Doon Theological Journal is abstracted in Religious & Theological Abstracts

DOON THEOLOGICAL JOURNAL 7.1 (2010)

Jesus’ Use of the Jewish Scripture in Mark and its Missional Implications in India - Biju Chacko

In this article, the author examines interpretive methods employed by Jesus in his discursive milieu. He points out through solid exegesis of some select passages from Mark that Jesus’ methods demonstrate a “deliberate option for the poor.” This deliberate option for the poor is manifested in the way Jesus challenged purity laws imposed by the rich and the powerful on the poor for economic exploitation. Jesus’ views on wealth and the wealthy, his demand for anti-greed attitude to inherit eternal life, and his attempt to amalgamate the ‘impure’ lepers into society, demonstrate Jesus’ bias towards the poor and the marginalized in society. Such lessons derived from Jesus’ use of the Jewish Scripture are then applied to the mission context of India. The author proposes a missional hermeneutics – having a “pro-people attitude in reading the Scripture”; a missional Christology – that “responds to the cries of the poor and disenfranchised of the world”; mission praxis in “solidarity with the poor”; and finally, sets the goal of Christian mission as transformation, and calls for a life-style of sharing.

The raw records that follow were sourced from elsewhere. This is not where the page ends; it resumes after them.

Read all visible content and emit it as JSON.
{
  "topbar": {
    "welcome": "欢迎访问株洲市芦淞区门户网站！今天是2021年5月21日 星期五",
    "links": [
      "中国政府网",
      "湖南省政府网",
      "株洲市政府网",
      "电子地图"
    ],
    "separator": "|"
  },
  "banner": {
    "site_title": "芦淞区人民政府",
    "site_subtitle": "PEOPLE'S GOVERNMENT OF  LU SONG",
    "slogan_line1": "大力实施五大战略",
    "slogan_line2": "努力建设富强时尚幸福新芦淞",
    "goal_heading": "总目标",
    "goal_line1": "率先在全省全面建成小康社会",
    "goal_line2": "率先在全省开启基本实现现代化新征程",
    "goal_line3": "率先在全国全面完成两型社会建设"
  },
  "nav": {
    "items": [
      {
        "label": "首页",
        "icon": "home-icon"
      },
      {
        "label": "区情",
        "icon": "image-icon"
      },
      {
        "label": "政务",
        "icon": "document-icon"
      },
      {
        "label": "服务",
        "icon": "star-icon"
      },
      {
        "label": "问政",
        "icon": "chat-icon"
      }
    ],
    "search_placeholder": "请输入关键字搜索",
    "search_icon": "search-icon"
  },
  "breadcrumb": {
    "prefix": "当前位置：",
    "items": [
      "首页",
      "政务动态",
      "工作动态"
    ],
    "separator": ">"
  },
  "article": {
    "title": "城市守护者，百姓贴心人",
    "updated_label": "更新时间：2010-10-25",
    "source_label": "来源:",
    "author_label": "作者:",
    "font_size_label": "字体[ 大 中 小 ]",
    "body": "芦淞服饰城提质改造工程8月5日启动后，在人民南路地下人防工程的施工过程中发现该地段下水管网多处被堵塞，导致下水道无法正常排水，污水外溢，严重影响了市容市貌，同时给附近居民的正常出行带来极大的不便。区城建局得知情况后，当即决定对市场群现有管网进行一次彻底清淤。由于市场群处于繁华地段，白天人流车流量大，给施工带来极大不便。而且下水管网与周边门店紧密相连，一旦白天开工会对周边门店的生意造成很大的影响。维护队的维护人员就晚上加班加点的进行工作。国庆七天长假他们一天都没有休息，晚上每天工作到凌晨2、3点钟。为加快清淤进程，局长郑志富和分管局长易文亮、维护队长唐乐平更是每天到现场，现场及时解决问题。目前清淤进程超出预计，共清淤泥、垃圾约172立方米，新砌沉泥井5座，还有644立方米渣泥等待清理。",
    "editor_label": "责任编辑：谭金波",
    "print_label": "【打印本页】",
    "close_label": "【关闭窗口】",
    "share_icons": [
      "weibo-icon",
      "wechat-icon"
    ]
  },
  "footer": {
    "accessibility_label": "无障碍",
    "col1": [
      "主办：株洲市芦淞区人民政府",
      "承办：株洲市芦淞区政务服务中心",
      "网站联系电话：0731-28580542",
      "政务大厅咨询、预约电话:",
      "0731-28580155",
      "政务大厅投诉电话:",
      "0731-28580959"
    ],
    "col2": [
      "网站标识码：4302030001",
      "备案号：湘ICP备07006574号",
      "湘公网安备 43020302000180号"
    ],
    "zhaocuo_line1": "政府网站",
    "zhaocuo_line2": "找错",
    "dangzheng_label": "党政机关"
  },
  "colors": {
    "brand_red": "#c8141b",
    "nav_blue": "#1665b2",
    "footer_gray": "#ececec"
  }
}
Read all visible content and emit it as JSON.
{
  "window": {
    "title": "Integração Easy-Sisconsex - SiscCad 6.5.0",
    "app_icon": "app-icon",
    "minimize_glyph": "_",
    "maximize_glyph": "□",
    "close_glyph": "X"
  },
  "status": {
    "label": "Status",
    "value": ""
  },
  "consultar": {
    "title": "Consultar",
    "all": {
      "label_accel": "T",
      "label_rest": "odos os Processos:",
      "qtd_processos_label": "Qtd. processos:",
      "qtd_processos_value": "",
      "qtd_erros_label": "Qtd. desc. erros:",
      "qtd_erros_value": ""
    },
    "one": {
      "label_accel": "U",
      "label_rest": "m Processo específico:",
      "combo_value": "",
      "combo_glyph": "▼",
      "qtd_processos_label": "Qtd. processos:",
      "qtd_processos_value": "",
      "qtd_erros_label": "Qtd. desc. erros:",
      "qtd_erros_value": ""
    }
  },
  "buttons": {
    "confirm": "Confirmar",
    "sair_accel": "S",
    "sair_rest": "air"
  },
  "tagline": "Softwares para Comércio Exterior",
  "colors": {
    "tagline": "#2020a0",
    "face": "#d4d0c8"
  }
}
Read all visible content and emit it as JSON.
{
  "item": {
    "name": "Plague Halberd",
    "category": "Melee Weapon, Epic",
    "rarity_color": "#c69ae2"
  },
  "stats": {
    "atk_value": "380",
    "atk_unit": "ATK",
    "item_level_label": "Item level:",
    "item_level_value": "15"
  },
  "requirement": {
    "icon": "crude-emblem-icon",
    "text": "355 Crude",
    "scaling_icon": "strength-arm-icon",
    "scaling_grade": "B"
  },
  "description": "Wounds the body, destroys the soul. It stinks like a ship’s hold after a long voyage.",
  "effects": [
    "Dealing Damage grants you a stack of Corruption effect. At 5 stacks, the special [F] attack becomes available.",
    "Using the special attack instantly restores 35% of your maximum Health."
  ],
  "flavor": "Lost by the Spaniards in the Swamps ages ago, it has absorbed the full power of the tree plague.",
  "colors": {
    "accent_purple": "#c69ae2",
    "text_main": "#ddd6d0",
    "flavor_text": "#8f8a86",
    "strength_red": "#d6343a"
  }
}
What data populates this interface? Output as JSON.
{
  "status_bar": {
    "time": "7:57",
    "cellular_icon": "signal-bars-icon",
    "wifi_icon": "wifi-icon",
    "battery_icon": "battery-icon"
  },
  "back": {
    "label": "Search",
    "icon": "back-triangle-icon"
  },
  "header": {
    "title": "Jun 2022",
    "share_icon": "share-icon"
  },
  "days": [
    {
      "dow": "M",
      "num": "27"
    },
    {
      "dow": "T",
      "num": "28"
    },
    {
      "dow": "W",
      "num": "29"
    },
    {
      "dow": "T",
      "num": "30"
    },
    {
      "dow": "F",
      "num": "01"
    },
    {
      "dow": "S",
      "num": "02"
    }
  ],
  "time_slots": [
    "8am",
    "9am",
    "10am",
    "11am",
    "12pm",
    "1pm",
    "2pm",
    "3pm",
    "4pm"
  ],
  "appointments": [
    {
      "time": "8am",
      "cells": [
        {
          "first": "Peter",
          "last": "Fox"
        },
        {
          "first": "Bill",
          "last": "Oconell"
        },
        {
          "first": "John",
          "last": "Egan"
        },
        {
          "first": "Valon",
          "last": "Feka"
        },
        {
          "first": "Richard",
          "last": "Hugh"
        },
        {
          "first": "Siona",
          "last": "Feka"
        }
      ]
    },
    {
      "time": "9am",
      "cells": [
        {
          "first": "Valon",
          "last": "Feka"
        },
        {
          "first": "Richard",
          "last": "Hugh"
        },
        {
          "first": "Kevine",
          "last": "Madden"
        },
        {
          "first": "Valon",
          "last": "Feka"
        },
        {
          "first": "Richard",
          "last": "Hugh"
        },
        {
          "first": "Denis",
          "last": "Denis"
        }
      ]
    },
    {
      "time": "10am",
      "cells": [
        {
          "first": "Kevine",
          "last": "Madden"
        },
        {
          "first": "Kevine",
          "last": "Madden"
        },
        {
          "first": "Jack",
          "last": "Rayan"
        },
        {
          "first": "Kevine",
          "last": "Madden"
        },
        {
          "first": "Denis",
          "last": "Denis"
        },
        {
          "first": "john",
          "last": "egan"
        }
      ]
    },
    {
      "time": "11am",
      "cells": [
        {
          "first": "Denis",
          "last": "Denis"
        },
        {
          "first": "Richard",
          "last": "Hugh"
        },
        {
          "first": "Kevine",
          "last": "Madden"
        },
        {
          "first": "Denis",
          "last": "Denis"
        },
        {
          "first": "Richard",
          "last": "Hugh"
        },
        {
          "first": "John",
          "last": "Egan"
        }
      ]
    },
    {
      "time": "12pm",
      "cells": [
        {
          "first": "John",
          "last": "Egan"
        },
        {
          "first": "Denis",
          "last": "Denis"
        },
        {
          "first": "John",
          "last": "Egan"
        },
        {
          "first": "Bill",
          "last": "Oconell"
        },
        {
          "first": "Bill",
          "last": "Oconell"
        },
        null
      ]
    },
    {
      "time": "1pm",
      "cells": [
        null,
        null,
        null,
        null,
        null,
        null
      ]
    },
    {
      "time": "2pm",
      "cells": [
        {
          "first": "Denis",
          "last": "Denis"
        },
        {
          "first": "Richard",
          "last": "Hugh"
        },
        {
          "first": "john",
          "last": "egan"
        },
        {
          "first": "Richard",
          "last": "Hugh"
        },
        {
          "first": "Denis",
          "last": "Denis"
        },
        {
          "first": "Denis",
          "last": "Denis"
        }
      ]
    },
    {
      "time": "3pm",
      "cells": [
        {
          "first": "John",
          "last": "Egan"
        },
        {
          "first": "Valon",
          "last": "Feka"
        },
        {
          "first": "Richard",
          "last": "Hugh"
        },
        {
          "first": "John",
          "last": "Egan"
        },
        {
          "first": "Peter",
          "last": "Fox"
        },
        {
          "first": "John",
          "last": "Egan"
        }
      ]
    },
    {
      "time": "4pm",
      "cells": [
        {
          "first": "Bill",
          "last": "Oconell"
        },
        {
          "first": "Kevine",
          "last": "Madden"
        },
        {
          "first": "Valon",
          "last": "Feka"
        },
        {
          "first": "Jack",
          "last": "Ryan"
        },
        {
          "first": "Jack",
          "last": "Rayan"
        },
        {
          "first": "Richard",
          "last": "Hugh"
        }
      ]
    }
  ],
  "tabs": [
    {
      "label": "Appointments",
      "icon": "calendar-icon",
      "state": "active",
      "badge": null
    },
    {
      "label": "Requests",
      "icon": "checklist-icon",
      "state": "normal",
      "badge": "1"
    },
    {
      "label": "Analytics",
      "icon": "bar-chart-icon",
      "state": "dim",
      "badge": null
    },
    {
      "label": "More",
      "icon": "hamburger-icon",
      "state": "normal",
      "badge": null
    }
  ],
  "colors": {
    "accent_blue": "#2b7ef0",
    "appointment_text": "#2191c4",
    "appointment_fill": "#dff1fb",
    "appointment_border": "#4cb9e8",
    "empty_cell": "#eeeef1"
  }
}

Missional Critical-Openness: The Bible and Religious Plurality Revisited - Matthew Kuiper

Matthew Kuiper seeks to bring clarity to the biblical understanding of and response to religious plurality amidst a cacophony of voices. He points out that the Bible presents us the framework of “missional critical-openness” which can be used as a useful model in our engagements with people of other faiths. In missional critical-openness, the critique and openness towards other religions are brought together in “dialectical relationality,” and the missional purpose of God in Christ as revealed in the Scripture holds these two together.

Reformed Theology and Missions: Reviving the Basics - Matthew Ebenezer

This article is an effort to restate the relationship between Reformed theology and missions. This article looks at the theological foundations of Reformed theology with special focus on those topics that have a direct bearing on the understanding of mission, which is followed by a historical survey of missions in the Reformed tradition throwing light on the mission practices of William Carey, Alexander Duff and David Livingstone. He points out the holistic nature of Reformed missions, and calls for the restoration of such holistic understandings and praxis of mission, in the light of the many crises faced by church and society.

A New Mission? - Terry Muck

Muck attempts to evaluate the different mission paradigms that were employed by the church in the past and proposes a new model/ paradigm/framework for mission in the contemporary environments and its challenges. He critically presents “The Chosen People Paradigm” and “The Jesus Only Paradigm” – models of mission from the past – its biblical-rootedness, usefulness, and abuses. He argues that “wild facts” or anomalies in contemporary contexts around the world demand a paradigm shift in the understanding and praxis of mission, and goes on to present “The Reconciliation Model.” He considers the contemporary emphasis on Trinitarian theology, the ecclesiological suggestions of the emerging church movement and the emphasis on holistic mission as “signs of hope” in the transition to the newly proposed model of mission.

The New Mission Worker - Frances Adeney

Frances Adeney presents the innovative mission worker who critically engages with his/her context, sees the anomalies of the existing mission model, and develops novel ways of interacting with the world, in order to bring the gospel alive in the given context. She argues from her own experience that such a mission worker goes through a “spiral of knowledge acquisition” – acknowledging experiences, bracketing convictions, encountering the strange situation with openness, evaluating the strange culture, fusion of horizons and new praxis. She discusses the potential dangers and possibilities in each of these steps, punctuated with autobiographical experiences and the valuable lessons learned.